Браттке стоял у плитки, слушал и время от времени спрашивал: а как вы относитесь к алкоголю? Что вы думаете об учебных планах по истории? Чем вас, собственно, привлекает этот институт? Потом он искал чашки, потом сахар. Ложечек он не нашел. Они насыпали сахар прямо из коробки и размешали перочинным ножиком.

— Вы знаете Эйнхарда? — спросил Браттке.

— Не знаю, но мне кажется, что…

— А Нитхарда?

— Погодите, кажется, это имя мне встречалось.

— Эйнхард и Нитхард: они оба мой Шведенов. А мне приходится, как видите, поправлять запятые в менцелевских фолиантах, делать сноски и составлять указатели.
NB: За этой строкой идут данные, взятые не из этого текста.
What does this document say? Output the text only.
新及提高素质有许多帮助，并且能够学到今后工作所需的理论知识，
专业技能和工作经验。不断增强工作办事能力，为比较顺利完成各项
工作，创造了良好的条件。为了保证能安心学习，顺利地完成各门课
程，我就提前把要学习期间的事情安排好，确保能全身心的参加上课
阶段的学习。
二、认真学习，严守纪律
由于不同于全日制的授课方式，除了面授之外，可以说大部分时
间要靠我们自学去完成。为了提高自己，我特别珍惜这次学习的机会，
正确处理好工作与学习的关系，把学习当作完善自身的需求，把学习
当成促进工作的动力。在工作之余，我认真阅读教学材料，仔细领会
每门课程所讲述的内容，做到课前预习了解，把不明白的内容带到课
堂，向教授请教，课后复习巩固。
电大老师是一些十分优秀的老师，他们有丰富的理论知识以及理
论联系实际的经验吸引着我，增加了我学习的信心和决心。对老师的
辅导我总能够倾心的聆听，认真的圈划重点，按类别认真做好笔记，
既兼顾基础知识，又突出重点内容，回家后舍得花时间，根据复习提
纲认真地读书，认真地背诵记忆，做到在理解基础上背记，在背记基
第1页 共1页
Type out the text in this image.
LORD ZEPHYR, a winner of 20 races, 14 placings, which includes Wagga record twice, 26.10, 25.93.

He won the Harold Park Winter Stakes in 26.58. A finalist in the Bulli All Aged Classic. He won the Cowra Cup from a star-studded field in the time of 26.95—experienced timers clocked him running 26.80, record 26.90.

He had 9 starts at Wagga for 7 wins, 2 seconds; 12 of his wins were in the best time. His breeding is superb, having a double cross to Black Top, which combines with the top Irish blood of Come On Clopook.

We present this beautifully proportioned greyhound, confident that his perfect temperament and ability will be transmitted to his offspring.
На сей раз Пётч быстро сообразил, что хотел сказать Браттке.

— Вам, наверное, показалось, что я строю себе иллюзии, но вы ошибаетесь. Я знаю, что мне нужно много учиться, и рад этой возможности.

— Наивный вы ангел! — сказал Браттке, поднес чашку к губам, отпил глоток и добавил еще сахару. — Шеф упорно ищет то, чего не находит во мне, а именно — человека, с радостью несущего подневольную службу и из почтительности не отваживающегося на критические суждения.

— Вы имеете в виду меня?

— Мне кажется, вас следует предупредить.

Пётч уставился в чашку и задумался. Затем произнес:

— Если бы я только понимал, что вы хотите этим сказать! Вы считаете, что работать с охотой и любовью — это плохо?

Браттке ухмыльнулся. Ему, кажется, понравилось выражение «с охотой и любовью».

— С охотой и любовью служить — вот что я имею в виду! Превратить внешнее принуждение во внутреннюю отраду! Не только носить оковы, но еще и любить их!

— Вы хотите сказать, свободен тот, кто глумится над своими цепями?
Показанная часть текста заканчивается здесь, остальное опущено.